Hawking Radiation?

In this thread about the growth of black holes some esteemed board members mention that black holes radiate something called Hawking Radiation.

I thought black holes were so massive that no energy or matter could escape, and hence the “black” affixed to the hole in their name. Can anyone fill me in (using small words please :slight_smile: ) on how a black hole can radiate and what Hawking Radiation is?

Hawking figures that as particles of matter separate near or at the event horizon, some positively charged particles will escape (i.e., not get sucked in), while the negatively charged ones don’t. The black hole winds up eating all these negatives, so to speak, losing (radiating) mass over time. I’m sure this is the simple version, and I’m not sure if it’s 100% accurate, but you get the gist. You can find better explanations using any search engine.

I believe a key element in flyboy’s explanation is to recognize that the particle pairs being formed are so-called virtual particles.

Virtual particle pairs form everywhere, even in a vacuum. Normally they disappear back into nothingness so quickly that no conservation laws (eg. energy) are violated.

If a particle pair is created at the boundary of a black hole (the event horizon), it is possible for one of the particles to fall into the hole, while the other escapes. We see this escaping particle as radiation being emitted from the black hole.

Conservation of energy/mass is said to be fulfilled in this scheme by the fact that the black hole loses the mass of the escaped particle. In such a way, a black hole can eventually lose sufficient mass to no longer be a black hole! It evaporates.

In case you’re wondering how some of those virtual particles make it outside the event horizon when that’s not supposed to happen, the answer is that only in classical physics is nothing allowed to come back out of a black hole. Generally speaking, it is a property of quantum mechanics that particles always have a small probability of going places that would be forbidden in an analogous classical system. This phenomenon is called quantum tunneling, and my explanation glosses over all sorts of details, but that’s basically what’s happening–Hawking radiation consists of virtual particles that happened to tunnel outside the event horizon.

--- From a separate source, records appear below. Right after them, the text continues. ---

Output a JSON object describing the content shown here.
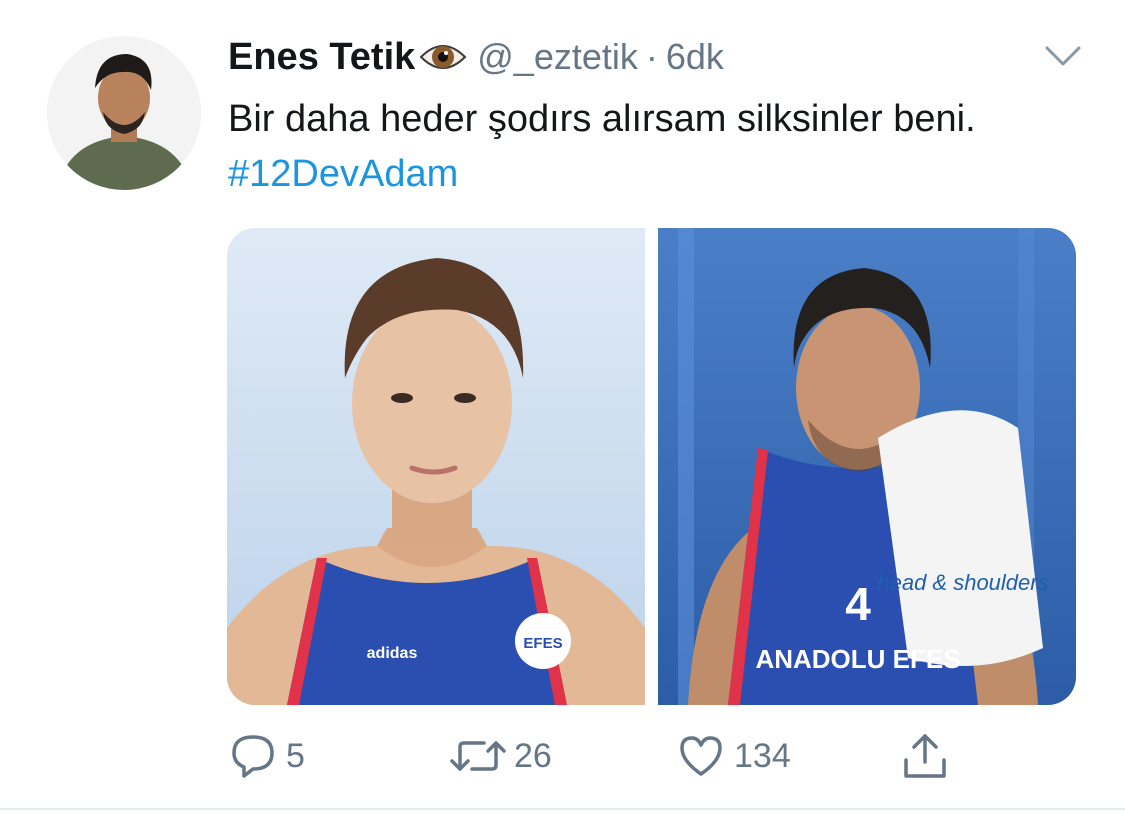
{
  "tweet": {
    "author": {
      "display_name": "Enes Tetik",
      "handle": "@_eztetik",
      "name_emoji": "eye-emoji",
      "avatar": "profile-photo"
    },
    "separator": "·",
    "time_ago": "6dk",
    "text": "Bir daha heder şodırs alırsam silksinler beni.",
    "hashtag": "#12DevAdam",
    "media": [
      {
        "type": "photo",
        "description": "basketball-player-portrait-blue-jersey",
        "visible_text": [
          "adidas"
        ]
      },
      {
        "type": "photo",
        "description": "basketball-player-with-towel",
        "visible_text": [
          "head & shoulders",
          "ANADOLU EFES",
          "4"
        ]
      }
    ],
    "actions": {
      "reply_count": "5",
      "retweet_count": "26",
      "like_count": "134"
    }
  },
  "colors": {
    "link": "#1b95e0",
    "secondary_text": "#657786",
    "icon": "#657786",
    "jersey_blue": "#2a4fb0",
    "jersey_red": "#e0334a"
  }
}
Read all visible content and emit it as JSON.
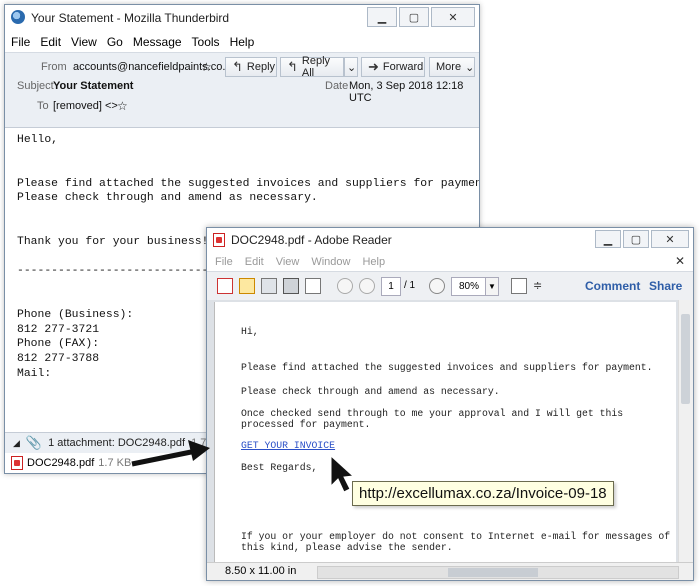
{
  "thunderbird": {
    "title": "Your Statement - Mozilla Thunderbird",
    "menu": [
      "File",
      "Edit",
      "View",
      "Go",
      "Message",
      "Tools",
      "Help"
    ],
    "from_label": "From",
    "from_value": "accounts@nancefieldpaints.co.za",
    "subject_label": "Subject",
    "subject_value": "Your Statement",
    "to_label": "To",
    "to_value": "[removed] <>",
    "date_label": "Date",
    "date_value": "Mon, 3 Sep 2018 12:18 UTC",
    "buttons": {
      "reply": "Reply",
      "reply_all": "Reply All",
      "forward": "Forward",
      "more": "More"
    },
    "body": "Hello,\n\n\nPlease find attached the suggested invoices and suppliers for payment.\nPlease check through and amend as necessary.\n\n\nThank you for your business!\n\n----------------------------------------------------------\n\n\nPhone (Business):\n812 277-3721\nPhone (FAX):\n812 277-3788\nMail:",
    "attachment_summary": "1 attachment: DOC2948.pdf",
    "attachment_summary_size": "1.7 KB",
    "attachment_name": "DOC2948.pdf",
    "attachment_size": "1.7 KB"
  },
  "reader": {
    "title": "DOC2948.pdf - Adobe Reader",
    "menu": [
      "File",
      "Edit",
      "View",
      "Window",
      "Help"
    ],
    "page_current": "1",
    "page_total": "/ 1",
    "zoom": "80%",
    "comment": "Comment",
    "share": "Share",
    "status": "8.50 x 11.00 in",
    "lines": {
      "hi": "Hi,",
      "p1": "Please find attached the suggested invoices and suppliers for payment.",
      "p2": "Please check through and amend as necessary.",
      "p3a": "Once checked send through to me your approval and I will get this",
      "p3b": "processed for payment.",
      "link": "GET YOUR INVOICE",
      "regards": "Best Regards,",
      "p4a": "If you or your employer do not consent to Internet e-mail for messages of",
      "p4b": "this kind, please advise the sender."
    }
  },
  "tooltip_url": "http://excellumax.co.za/Invoice-09-18"
}
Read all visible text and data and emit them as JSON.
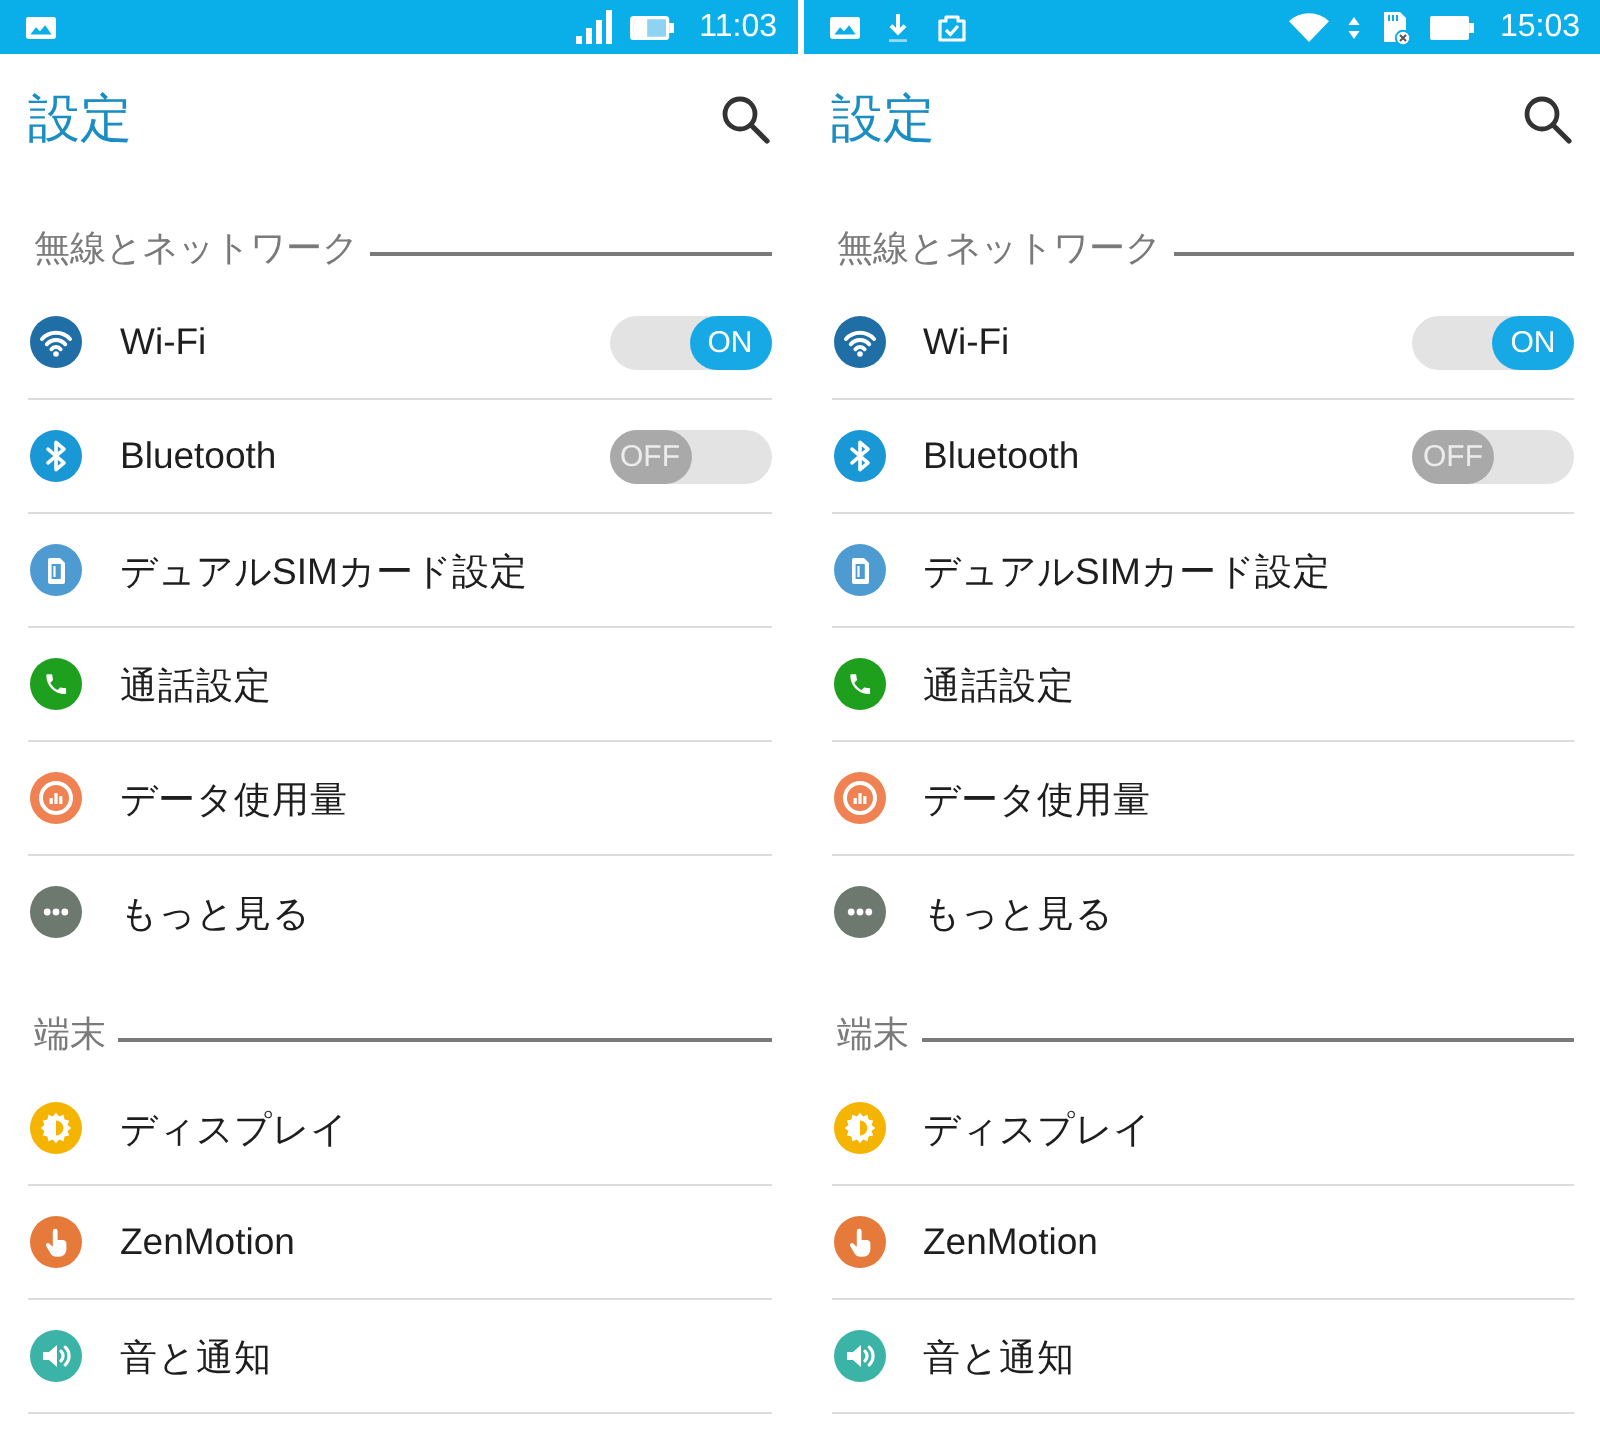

Ah, cool! Thanks for your explanations. Is Hawking Radiation actually detectable or is it too weak?

It’s considered to depend on the effective temperature of the black hole, which in turn is inversely proportional to, IIRC, the third power of the mass (there’s a proportionality constant, but I definitely don’t remember what it is, and I’m not going to go hunting for it at this hour).

What this means that a black hole with the mass of, say, the Sun, would be far too “black” for us to notice the feeble radiation coming from it (in fact, since its effective temperature would be far below the mean temperature of the universe, it would capture more photons from the background radiation than it emitted through the Hawking process, and thus increase in mass). A black hole with the mass of a small asteroid would radiate noticeably, however, and “evaporate” via the Hawking process over the lifespan of the universe to date (thus putting paid to Hawking’s earlier notion that there would be “quantum black holes” left over from the Big Bang. They might have been created, but they’ve also since gone away). A very small black hole would, from our perspective, vanish almost immediately in a burst of (very) hard radiation (at one time, it was thought that this explained so-called “X-ray bursters”, but this is now considered to be wrong).